Mixon v. Sumner

54 S.E.2d 411 | Ga. | 1949

When all of the beneficiaries of a year's support cease to exist as such, any unconsumed portion of the property set apart belongs to them or their heirs in common.

No. 16667. JUNE 13, 1949. REHEARING DENIED JULY 14, 1949.
This is an action to partition certain described realty under the Code, § 85-1504, and for an accounting, brought by Mae Mixon Lastinger, individually, and as next friend for Tina Mixon, a minor, against Cranford L. Sumner. The plaintiffs are the only children of R. H. Mixon and Mrs. Mae Watson Mixon, and as two of the seven heirs at law of the latter they claim an undivided six-thirty-fifths interest in the lands sought to be partitioned, and a right to have an accounting from the defendant for rents and profits for the years 1945, 1946, and 1947, and for the value of timber cut and removed therefrom. Briefly, and in so far as it is material here, their amended petition alleges: W. M. Watson died intestate in 1919. At that time he owned and resided on the land in question. At the March term, 1919, of the Cook County Court of Ordinary it was set apart as a year's support to his widow (Mrs. Mae Watson) and her four minor children. During his life, W. M. Watson conveyed the property set apart as a year's support as security for loans aggregating $1440. The loans were paid off after his death by his widow, Mrs. Mae Watson, and for that reason she was in equity and good conscience entitled to have, in addition to her own interest, an undivided half of the interest which vested in her four minor children. Mrs. Watson, the widow of W. M. Watson, afterwards married R. H. Mixon, and on September 22, 1927, she conveyed the subject lands to him, but that deed was set aside and canceled. *580 Mrs. Mixon died in 1929, intestate, owning, at the time, her undivided interest in the land in question, which, upon her death, vested equally in the plaintiffs, R. H. Mixon (their father) and the four Watson children. The Watson children conveyed the lands in question to the defendant. Under that deed he now claims the same in its entirety, is in possession of it, and refuses to account to the plaintiffs for any part of the rents and profits, and for the value of timber cut and removed from it. They prayed that their interest in the land be determined; that it be partitioned; and, upon an accounting, that they have judgment against the defendant for their part of the rents and profits, and for the value of the timber cut and removed.
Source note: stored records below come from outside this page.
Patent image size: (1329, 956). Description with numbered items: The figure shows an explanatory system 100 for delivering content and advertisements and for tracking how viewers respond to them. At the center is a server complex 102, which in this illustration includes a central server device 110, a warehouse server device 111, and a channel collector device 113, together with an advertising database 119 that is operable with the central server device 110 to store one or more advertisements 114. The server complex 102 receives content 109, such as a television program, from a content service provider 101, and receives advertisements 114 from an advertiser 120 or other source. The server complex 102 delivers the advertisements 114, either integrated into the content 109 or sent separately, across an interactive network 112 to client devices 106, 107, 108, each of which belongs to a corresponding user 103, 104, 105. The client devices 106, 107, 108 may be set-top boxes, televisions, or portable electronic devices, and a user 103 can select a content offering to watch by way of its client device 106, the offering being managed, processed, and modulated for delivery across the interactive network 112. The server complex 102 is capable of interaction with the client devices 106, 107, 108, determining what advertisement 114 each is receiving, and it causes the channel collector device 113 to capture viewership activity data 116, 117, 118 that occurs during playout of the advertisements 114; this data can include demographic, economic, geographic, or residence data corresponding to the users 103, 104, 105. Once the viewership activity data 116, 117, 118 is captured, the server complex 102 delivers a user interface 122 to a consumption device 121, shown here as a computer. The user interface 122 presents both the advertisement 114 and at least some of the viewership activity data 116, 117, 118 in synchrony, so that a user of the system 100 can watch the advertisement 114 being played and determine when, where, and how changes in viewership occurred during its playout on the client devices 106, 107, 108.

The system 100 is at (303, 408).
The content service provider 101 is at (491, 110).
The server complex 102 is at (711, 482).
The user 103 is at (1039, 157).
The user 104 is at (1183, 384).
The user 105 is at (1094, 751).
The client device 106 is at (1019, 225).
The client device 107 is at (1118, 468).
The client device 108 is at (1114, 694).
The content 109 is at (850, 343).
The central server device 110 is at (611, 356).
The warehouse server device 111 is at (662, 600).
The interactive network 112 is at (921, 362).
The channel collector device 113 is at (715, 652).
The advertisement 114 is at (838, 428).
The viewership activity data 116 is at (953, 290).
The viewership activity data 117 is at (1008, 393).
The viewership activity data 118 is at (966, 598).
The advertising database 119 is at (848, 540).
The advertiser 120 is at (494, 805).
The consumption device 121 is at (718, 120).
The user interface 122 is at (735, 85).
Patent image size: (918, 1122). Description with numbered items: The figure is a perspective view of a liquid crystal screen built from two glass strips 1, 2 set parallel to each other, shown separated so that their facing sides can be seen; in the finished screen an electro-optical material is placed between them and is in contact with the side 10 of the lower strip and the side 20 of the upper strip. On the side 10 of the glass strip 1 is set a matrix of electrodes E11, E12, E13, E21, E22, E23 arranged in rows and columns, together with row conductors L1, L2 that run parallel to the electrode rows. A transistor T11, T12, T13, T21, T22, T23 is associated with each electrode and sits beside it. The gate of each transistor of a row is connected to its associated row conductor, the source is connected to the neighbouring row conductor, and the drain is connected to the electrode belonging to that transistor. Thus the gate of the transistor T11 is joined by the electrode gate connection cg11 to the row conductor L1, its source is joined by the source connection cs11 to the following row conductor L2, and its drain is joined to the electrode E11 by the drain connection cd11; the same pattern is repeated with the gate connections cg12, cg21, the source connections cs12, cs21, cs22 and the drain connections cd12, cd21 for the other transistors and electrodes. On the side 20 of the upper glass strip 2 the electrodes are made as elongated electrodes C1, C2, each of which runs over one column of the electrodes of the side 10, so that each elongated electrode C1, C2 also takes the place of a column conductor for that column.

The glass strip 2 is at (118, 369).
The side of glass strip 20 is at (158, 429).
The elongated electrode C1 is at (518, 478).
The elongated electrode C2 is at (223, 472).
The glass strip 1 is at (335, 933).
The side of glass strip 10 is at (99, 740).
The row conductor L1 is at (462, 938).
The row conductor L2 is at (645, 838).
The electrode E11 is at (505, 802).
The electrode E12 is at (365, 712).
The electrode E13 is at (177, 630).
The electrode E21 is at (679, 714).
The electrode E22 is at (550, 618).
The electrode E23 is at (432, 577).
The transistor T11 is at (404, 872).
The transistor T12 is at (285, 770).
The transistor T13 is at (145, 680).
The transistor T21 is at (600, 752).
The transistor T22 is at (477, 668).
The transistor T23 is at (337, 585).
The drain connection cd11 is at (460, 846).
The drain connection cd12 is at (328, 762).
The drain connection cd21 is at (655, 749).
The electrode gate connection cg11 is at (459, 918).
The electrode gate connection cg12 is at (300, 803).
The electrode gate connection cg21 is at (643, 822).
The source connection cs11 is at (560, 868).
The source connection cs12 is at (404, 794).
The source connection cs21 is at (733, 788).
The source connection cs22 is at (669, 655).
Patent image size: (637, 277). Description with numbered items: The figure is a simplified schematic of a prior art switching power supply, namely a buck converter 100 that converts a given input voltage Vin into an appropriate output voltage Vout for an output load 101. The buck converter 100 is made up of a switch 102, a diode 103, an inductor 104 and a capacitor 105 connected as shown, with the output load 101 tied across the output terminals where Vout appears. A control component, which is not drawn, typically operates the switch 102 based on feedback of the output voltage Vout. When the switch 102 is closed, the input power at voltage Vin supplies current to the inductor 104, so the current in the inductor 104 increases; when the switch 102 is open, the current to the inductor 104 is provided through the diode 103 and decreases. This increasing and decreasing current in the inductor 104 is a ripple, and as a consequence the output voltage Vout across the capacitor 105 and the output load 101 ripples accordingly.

The exception here is to a judgment sustaining a general demurrer which challenged the sufficiency of the amended petition to state a cause of action for any of the relief prayed. "In all cases where two or more persons are common owners of lands and tenements, whether by descent, purchase, or otherwise, and no provision is made by will or otherwise as to how such lands and tenements shall be divided, any one of such common owners may apply to the superior court of the county in which such lands and tenements are situated . . for a writ of partition, which application shall be by petition, setting forth plainly and distinctly the facts and circumstances of the case, describing the premises to be partitioned, and defining the share and interest of each of the parties therein." Code, § 85-1504. It will be conceded, of course, that if the allegations of the petition in the instant case are sufficient to show that the plaintiffs are common owners with the defendant of the described land they would be entitled under the provisions of the above section of the Code to apply for partition and to have an accounting for the rents and profits, and for the value of the timber cut and removed therefrom by the defendant.

The defendant in error contends that the trial judge properly sustained the defendant's general demurrer because the allegations of the petition as amended are not sufficient to show that the plaintiffs have any interest in the lands sought to be partitioned, *581 and consequently no right to an accounting. We agree that the allegations of the amended petition are not sufficient to show that Mrs. Watson, the mother of the plaintiffs, acquired any interest in the subject lands by the payment of her deceased husband's debts (Bickerstaff v. Ellis, 204 Ga. 734,51 S.E.2d 821); but otherwise we do not concur. It was settled by this court in Walden v. Walden, 191, Ga. 182, 192 (12 S.E.2d 345), that, when all of the beneficiaries of a year's support cease to exist as such, any unconsumed portion of the property set apart belongs to them or their heirs at law in common. Applying this rule in the instant case, the allegations of the amended petition, admitted to be true for purposes of the demurrer, show that, upon the death of Mrs. Mixon, formerly Mrs. Watson, the plaintiffs, as two of her seven heirs at law, took by inheritance an undivided one-seventh interest each in her undivided one-fifth interest in the lands set apart to her and her four minor children as a year's support. Accordingly, the allegations of the amended petition show that the plaintiffs are joint owners with the defendant in the lands sought to be partitioned, and it was error to dismiss their petition on demurrer.

Judgment reversed. All the Justices concur.